Reading notes: Attention Is All You Need (Vaswani et al., 2017)¶

The paper that launched a thousand follow-ups. Worth re-reading periodically because the original is much shorter and more focused than the discourse around it suggests.

What the paper actually proposes¶

Replace recurrence and convolution with self-attention as the sole sequence transduction mechanism. The Transformer architecture.

Three key ideas, none of which were entirely new on their own:

Multi-head attention — multiple parallel attention computations, concatenated.
Positional encoding — sinusoidal, no learned position embeddings in the original.
Layer normalisation and residual connections throughout.

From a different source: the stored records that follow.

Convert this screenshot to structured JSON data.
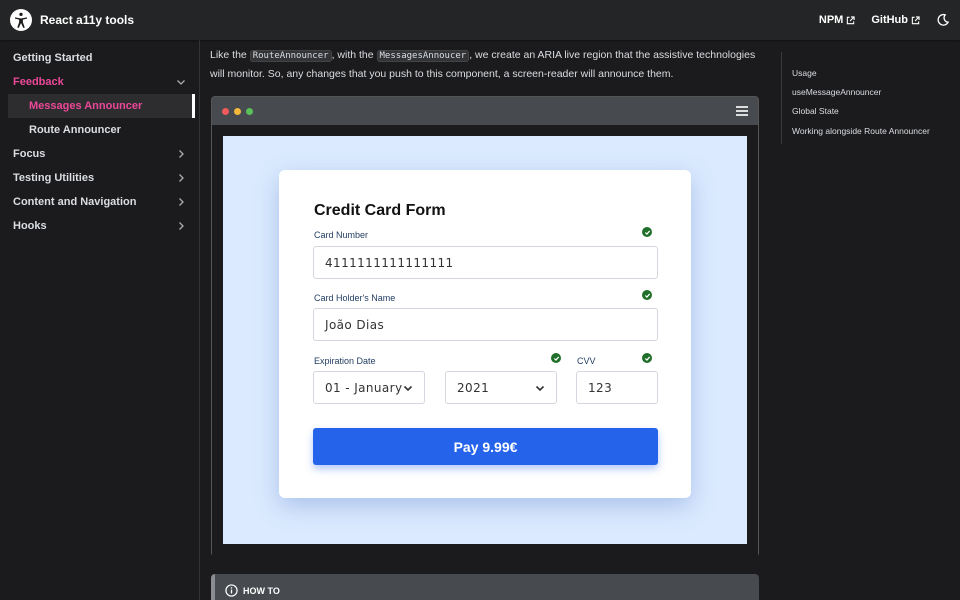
{
  "navbar": {
    "title": "React a11y tools",
    "links": [
      "NPM",
      "GitHub"
    ]
  },
  "sidebar": {
    "items": [
      {
        "label": "Getting Started"
      },
      {
        "label": "Feedback",
        "sub": [
          "Messages Announcer",
          "Route Announcer"
        ]
      },
      {
        "label": "Focus"
      },
      {
        "label": "Testing Utilities"
      },
      {
        "label": "Content and Navigation"
      },
      {
        "label": "Hooks"
      }
    ]
  },
  "intro": {
    "p1": "Like the ",
    "code1": "RouteAnnouncer",
    "p2": ", with the ",
    "code2": "MessagesAnnoucer",
    "p3": ", we create an ARIA live region that the assistive technologies will monitor. So, any changes that you push to this component, a screen-reader will announce them."
  },
  "form": {
    "title": "Credit Card Form",
    "card_number_label": "Card Number",
    "card_number_value": "4111111111111111",
    "holder_label": "Card Holder's Name",
    "holder_value": "João Dias",
    "expiration_label": "Expiration Date",
    "month_value": "01 - January",
    "year_value": "2021",
    "cvv_label": "CVV",
    "cvv_value": "123",
    "pay_label": "Pay 9.99€"
  },
  "admonition": {
    "title": "HOW TO"
  },
  "toc": [
    "Usage",
    "useMessageAnnouncer",
    "Global State",
    "Working alongside Route Announcer"
  ],
  "colors": {
    "accent": "#ec4899",
    "button": "#2563eb",
    "check": "#1f6f2a"
  }
}
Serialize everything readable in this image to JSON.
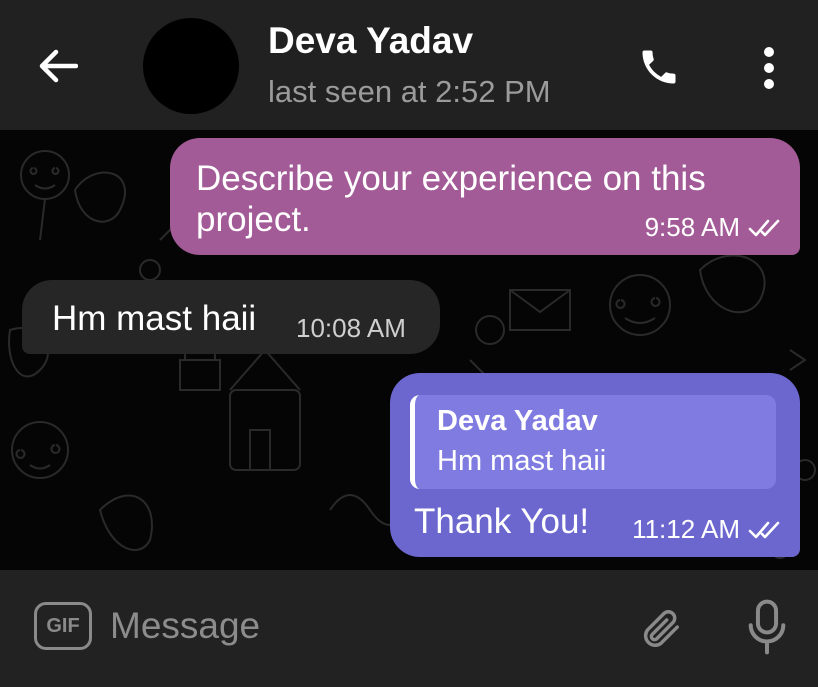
{
  "header": {
    "contact_name": "Deva Yadav",
    "status": "last seen at 2:52 PM",
    "icons": {
      "back": "arrow-left-icon",
      "call": "phone-icon",
      "menu": "more-vertical-icon"
    }
  },
  "messages": [
    {
      "direction": "outgoing",
      "text": "Describe your experience on this project.",
      "time": "9:58 AM",
      "status": "read",
      "color": "#a35b97"
    },
    {
      "direction": "incoming",
      "text": "Hm mast haii",
      "time": "10:08 AM",
      "color": "#262626"
    },
    {
      "direction": "outgoing",
      "reply_to": {
        "name": "Deva Yadav",
        "text": "Hm mast haii"
      },
      "text": "Thank You!",
      "time": "11:12 AM",
      "status": "read",
      "color": "#6c67cf"
    }
  ],
  "composer": {
    "gif_label": "GIF",
    "placeholder": "Message",
    "icons": {
      "attach": "paperclip-icon",
      "mic": "microphone-icon"
    }
  },
  "colors": {
    "header_bg": "#212121",
    "chat_bg": "#050505",
    "composer_bg": "#222222"
  }
}
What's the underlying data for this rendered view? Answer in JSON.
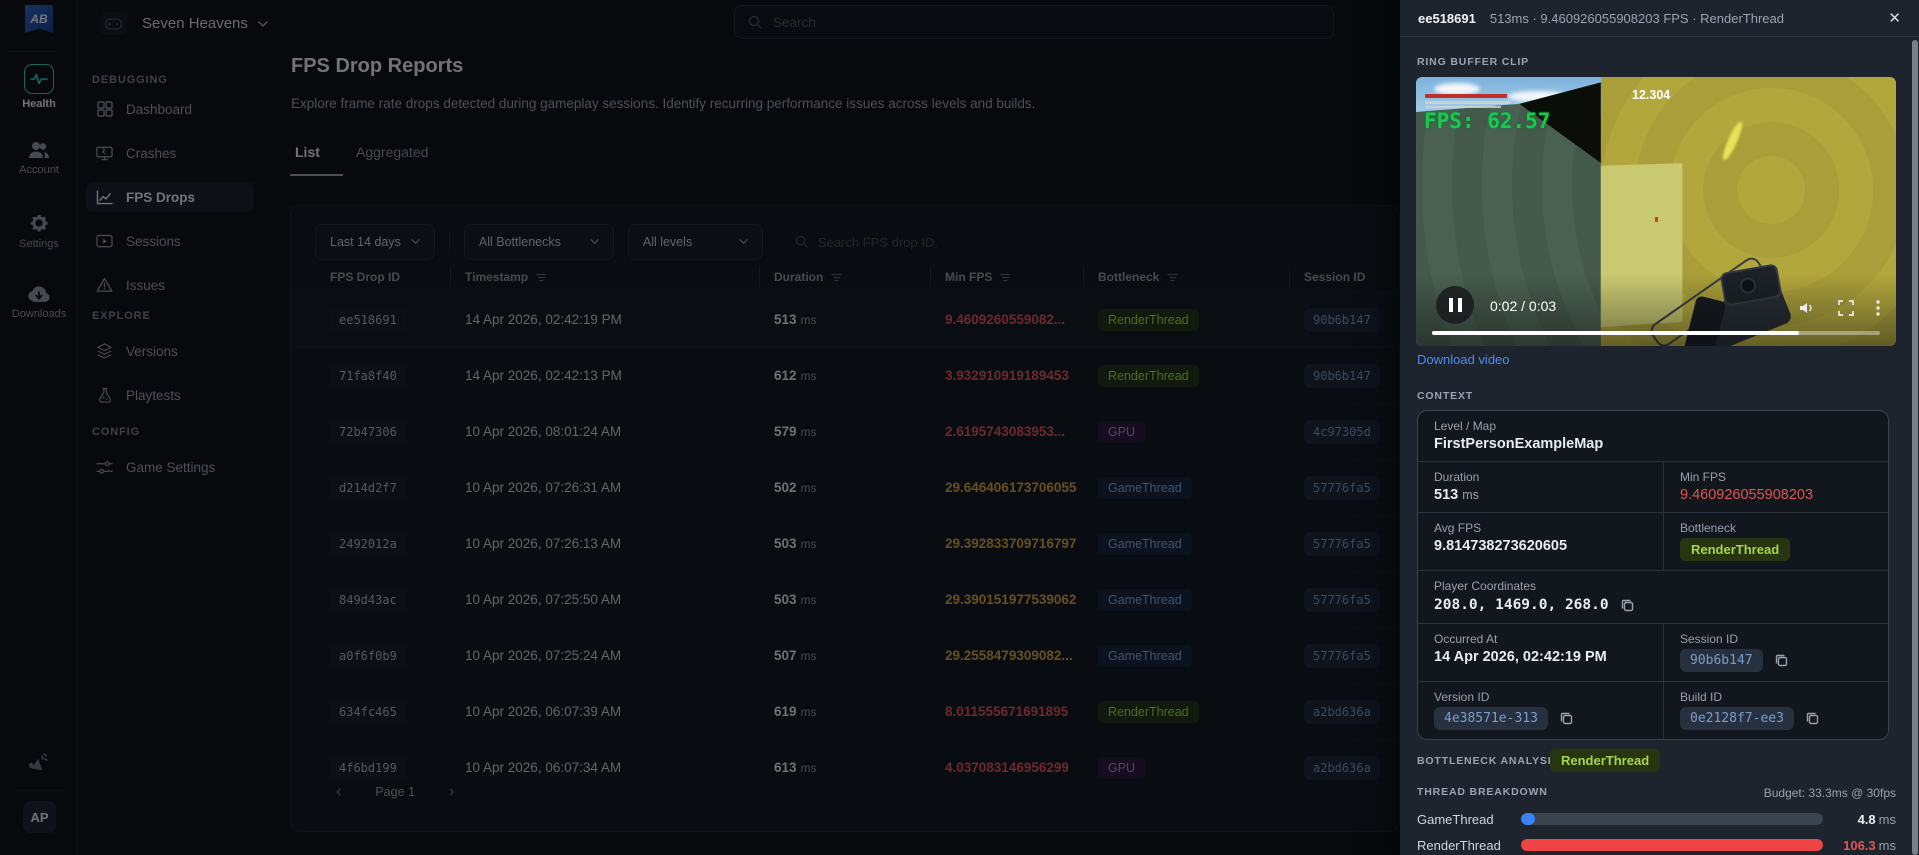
{
  "colors": {
    "accent_blue": "#3b82f6",
    "red": "#e25555",
    "amber": "#d1a23f",
    "teal": "#2fd4c0",
    "green_badge": "#a8d54f",
    "link_blue": "#4c8df0"
  },
  "topbar": {
    "logo_text": "AB",
    "project_name": "Seven Heavens",
    "search_placeholder": "Search"
  },
  "rail": {
    "items": [
      {
        "label": "Health",
        "icon": "health-icon",
        "active": true
      },
      {
        "label": "Account",
        "icon": "account-icon",
        "active": false
      },
      {
        "label": "Settings",
        "icon": "settings-icon",
        "active": false
      },
      {
        "label": "Downloads",
        "icon": "downloads-icon",
        "active": false
      }
    ],
    "avatar_initials": "AP"
  },
  "sidebar": {
    "sections": [
      {
        "label": "DEBUGGING",
        "items": [
          {
            "label": "Dashboard",
            "icon": "dashboard-icon",
            "active": false
          },
          {
            "label": "Crashes",
            "icon": "crashes-icon",
            "active": false
          },
          {
            "label": "FPS Drops",
            "icon": "fps-drops-icon",
            "active": true
          },
          {
            "label": "Sessions",
            "icon": "sessions-icon",
            "active": false
          },
          {
            "label": "Issues",
            "icon": "issues-icon",
            "active": false
          }
        ]
      },
      {
        "label": "EXPLORE",
        "items": [
          {
            "label": "Versions",
            "icon": "versions-icon",
            "active": false
          },
          {
            "label": "Playtests",
            "icon": "playtests-icon",
            "active": false
          }
        ]
      },
      {
        "label": "CONFIG",
        "items": [
          {
            "label": "Game Settings",
            "icon": "game-settings-icon",
            "active": false
          }
        ]
      }
    ]
  },
  "main": {
    "title": "FPS Drop Reports",
    "subtitle": "Explore frame rate drops detected during gameplay sessions. Identify recurring performance issues across levels and builds.",
    "tabs": [
      {
        "label": "List",
        "active": true
      },
      {
        "label": "Aggregated",
        "active": false
      }
    ],
    "filters": {
      "date_range": "Last 14 days",
      "bottleneck": "All Bottlenecks",
      "level": "All levels",
      "search_placeholder": "Search FPS drop ID."
    },
    "table": {
      "columns": [
        "FPS Drop ID",
        "Timestamp",
        "Duration",
        "Min FPS",
        "Bottleneck",
        "Session ID"
      ],
      "duration_unit": "ms",
      "rows": [
        {
          "id": "ee518691",
          "timestamp": "14 Apr 2026, 02:42:19 PM",
          "duration": "513",
          "min_fps": "9.4609260559082...",
          "fps_color": "red",
          "bottleneck": "RenderThread",
          "session": "90b6b147",
          "selected": true
        },
        {
          "id": "71fa8f40",
          "timestamp": "14 Apr 2026, 02:42:13 PM",
          "duration": "612",
          "min_fps": "3.932910919189453",
          "fps_color": "red",
          "bottleneck": "RenderThread",
          "session": "90b6b147",
          "selected": false
        },
        {
          "id": "72b47306",
          "timestamp": "10 Apr 2026, 08:01:24 AM",
          "duration": "579",
          "min_fps": "2.6195743083953...",
          "fps_color": "red",
          "bottleneck": "GPU",
          "session": "4c97305d",
          "selected": false
        },
        {
          "id": "d214d2f7",
          "timestamp": "10 Apr 2026, 07:26:31 AM",
          "duration": "502",
          "min_fps": "29.646406173706055",
          "fps_color": "amber",
          "bottleneck": "GameThread",
          "session": "57776fa5",
          "selected": false
        },
        {
          "id": "2492012a",
          "timestamp": "10 Apr 2026, 07:26:13 AM",
          "duration": "503",
          "min_fps": "29.392833709716797",
          "fps_color": "amber",
          "bottleneck": "GameThread",
          "session": "57776fa5",
          "selected": false
        },
        {
          "id": "849d43ac",
          "timestamp": "10 Apr 2026, 07:25:50 AM",
          "duration": "503",
          "min_fps": "29.390151977539062",
          "fps_color": "amber",
          "bottleneck": "GameThread",
          "session": "57776fa5",
          "selected": false
        },
        {
          "id": "a0f6f0b9",
          "timestamp": "10 Apr 2026, 07:25:24 AM",
          "duration": "507",
          "min_fps": "29.2558479309082...",
          "fps_color": "amber",
          "bottleneck": "GameThread",
          "session": "57776fa5",
          "selected": false
        },
        {
          "id": "634fc465",
          "timestamp": "10 Apr 2026, 06:07:39 AM",
          "duration": "619",
          "min_fps": "8.011555671691895",
          "fps_color": "red",
          "bottleneck": "RenderThread",
          "session": "a2bd636a",
          "selected": false
        },
        {
          "id": "4f6bd199",
          "timestamp": "10 Apr 2026, 06:07:34 AM",
          "duration": "613",
          "min_fps": "4.037083146956299",
          "fps_color": "red",
          "bottleneck": "GPU",
          "session": "a2bd636a",
          "selected": false
        }
      ],
      "pagination": {
        "label": "Page 1"
      }
    }
  },
  "panel": {
    "id": "ee518691",
    "meta": "513ms · 9.460926055908203 FPS · RenderThread",
    "clip_label": "RING BUFFER CLIP",
    "video": {
      "fps_overlay": "FPS: 62.57",
      "stat_overlay": "12.304",
      "time": "0:02 / 0:03",
      "progress_pct": 82,
      "download_label": "Download video"
    },
    "context_label": "CONTEXT",
    "context": {
      "level_map_label": "Level / Map",
      "level_map": "FirstPersonExampleMap",
      "duration_label": "Duration",
      "duration_value": "513",
      "duration_unit": "ms",
      "min_fps_label": "Min FPS",
      "min_fps": "9.460926055908203",
      "avg_fps_label": "Avg FPS",
      "avg_fps": "9.814738273620605",
      "bottleneck_label": "Bottleneck",
      "bottleneck": "RenderThread",
      "coords_label": "Player Coordinates",
      "coords": "208.0, 1469.0, 268.0",
      "occurred_label": "Occurred At",
      "occurred": "14 Apr 2026, 02:42:19 PM",
      "session_label": "Session ID",
      "session": "90b6b147",
      "version_label": "Version ID",
      "version": "4e38571e-313",
      "build_label": "Build ID",
      "build": "0e2128f7-ee3"
    },
    "bottleneck_analysis_label": "BOTTLENECK ANALYSIS",
    "bottleneck_badge": "RenderThread",
    "thread_breakdown": {
      "label": "THREAD BREAKDOWN",
      "budget": "Budget: 33.3ms @ 30fps",
      "threads": [
        {
          "name": "GameThread",
          "value": "4.8",
          "unit": "ms",
          "fill_pct": 4.5,
          "color": "blue",
          "value_color": "white"
        },
        {
          "name": "RenderThread",
          "value": "106.3",
          "unit": "ms",
          "fill_pct": 100,
          "color": "red",
          "value_color": "red"
        }
      ]
    }
  }
}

What surprised me on re-reading¶

The training time argument is the headline claim and it is doing a lot of work. The architectural elegance gets all the attention (no pun intended) but the parallelism story is the actual contribution. RNNs were not slow because they were RNNs; they were slow because the sequential dependency prevented GPU parallelism.

What was not in the paper¶

BPE tokenisation considerations (came later).
Pre-norm vs post-norm (the paper uses post-norm; pre-norm is now standard).
Layer-wise learning rate scaling.
Anything about scaling laws.

Worth re-reading alongside¶

Bahdanau et al. — Neural Machine Translation by Jointly Learning to Align and Translate (2015). The attention mechanism the Transformer paper builds on.
Devlin et al. — BERT (2018). What happens when you encode-only.
Radford et al. — GPT-2 paper (2019). What happens when you decode-only.